With increasing availability of data in various forms from images, audio, video, 3D models, motion capture, simulation results, to
satellite imagery, representative samples of the various phenomena constituting the world around us bring new opportunities and
research challenges. Such availability of data has led to recent advances in data-driven modeling. However, most of the existing
example-based synthesis methods offer empirical models and data reconstruction that may not provide an insightful understanding of
the underlying process or may be limited to a subset of observations.
In this talk, I present recent advances that integrate classical model-based methods and statistical learning techniques to tackle
challenging problems that have not been previously addressed. These include flow reconstruction for traffic visualization,
learning heterogeneous crowd behaviors from video, simultaneous estimation of deformation and elasticity parameters from images
and video, and example-based multimodal display for VR systems. These approaches offer new insights for learning and understanding
complex collective behaviors, developing better models for complex dynamical systems from captured data, delivering more effective
medical diagnosis and treatment, as well as cyber-manufacturing of customized apparel. I conclude by discussing some possible
future directions and challenges.
Ming C. Lin is currently Distinguished University Professor, Dr. Barry Mersky and Capital One E-Nnovate Endowed Professor, former
Elizabeth Stevinson Iribe Chair of Computer Science at the University of Maryland College Park, and John R. & Louise S. Parker
Distinguished Professor Emerita of Computer Science at the University of North Carolina (UNC), Chapel Hill. She is also an
Amazon Scholar. She obtained her B.S., M.S., and Ph.D. in Electrical Engineering and Computer Science from the University of
California, Berkeley. She received several honors and awards, including NSF Young Faculty Career Award, Honda Research Initiation
Award, UNC/IBM Junior Faculty Development Award, UNC Hettleman Award for Scholarly Achievements, Beverly W. Long Distinguished
Professorship, IEEE VGTC Virtual Reality Technical Achievement Award, and many best paper awards at international conferences.
She is a Fellow of National Academy of Inventors, ACM, IEEE, Eurographics, ACM SIGGRAPH Academy, and IEEE VR Academy.
Her research interests include AI/ML, computational robotics, virtual reality, physically-based modeling, multimodal interaction,
and geometric computing. She has (co-)authored more than 300 refereed publications in these areas and several books. She has served
on hundreds of program committees of leading conferences and co-chaired dozens of international conferences and workshops. She is
currently a member of Computing Research Association (CRA) and CRA-Widening Participation (CRA-WP) Board of Directors and Chair of
IEEE Computer Society (CS) Goode Award Committee.

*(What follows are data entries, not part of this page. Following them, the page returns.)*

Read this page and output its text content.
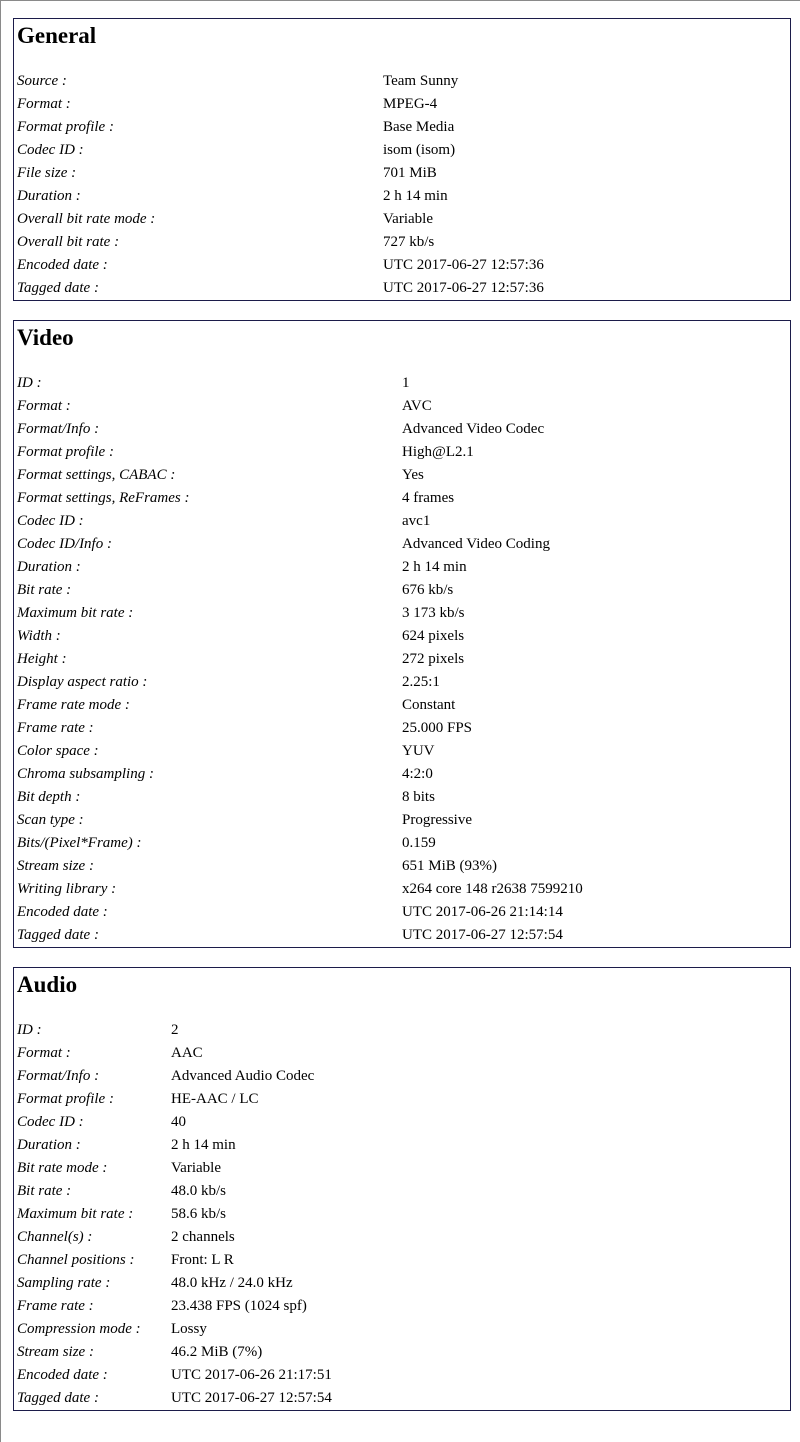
General
Source :	Team Sunny
Format :	MPEG-4
Format profile :	Base Media
Codec ID :	isom (isom)
File size :	701 MiB
Duration :	2 h 14 min
Overall bit rate mode :	Variable
Overall bit rate :	727 kb/s
Encoded date :	UTC 2017-06-27 12:57:36
Tagged date :	UTC 2017-06-27 12:57:36
Video
ID :	1
Format :	AVC
Format/Info :	Advanced Video Codec
Format profile :	High@L2.1
Format settings, CABAC :	Yes
Format settings, ReFrames :	4 frames
Codec ID :	avc1
Codec ID/Info :	Advanced Video Coding
Duration :	2 h 14 min
Bit rate :	676 kb/s
Maximum bit rate :	3 173 kb/s
Width :	624 pixels
Height :	272 pixels
Display aspect ratio :	2.25:1
Frame rate mode :	Constant
Frame rate :	25.000 FPS
Color space :	YUV
Chroma subsampling :	4:2:0
Bit depth :	8 bits
Scan type :	Progressive
Bits/(Pixel*Frame) :	0.159
Stream size :	651 MiB (93%)
Writing library :	x264 core 148 r2638 7599210
Encoded date :	UTC 2017-06-26 21:14:14
Tagged date :	UTC 2017-06-27 12:57:54
Audio
ID :	2
Format :	AAC
Format/Info :	Advanced Audio Codec
Format profile :	HE-AAC / LC
Codec ID :	40
Duration :	2 h 14 min
Bit rate mode :	Variable
Bit rate :	48.0 kb/s
Maximum bit rate :	58.6 kb/s
Channel(s) :	2 channels
Channel positions : Front: L R
Sampling rate :	48.0 kHz / 24.0 kHz
Frame rate :	23.438 FPS (1024 spf)
Compression mode : Lossy
Stream size :	46.2 MiB (7%)
Encoded date :	UTC 2017-06-26 21:17:51
Tagged date :	UTC 2017-06-27 12:57:54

She was a former chair of IEEE CS Computer Pioneer Award and IEEE CS Fellow
committee, and the Founding Chair of ACM SIGGRAPH Outstanding Doctoral Dissertation Award. She is also a former member of IEEE
CS Board of Governors, a former Editor-in-Chief of IEEE Transactions on Visualization and Computer Graphics (2011-2014), a former
Chair of IEEE CS Transactions Operations Committee, and a member of several editorial boards. She also served on steering committees
and advisory boards of several international conferences, government and industrial technical advisory committees.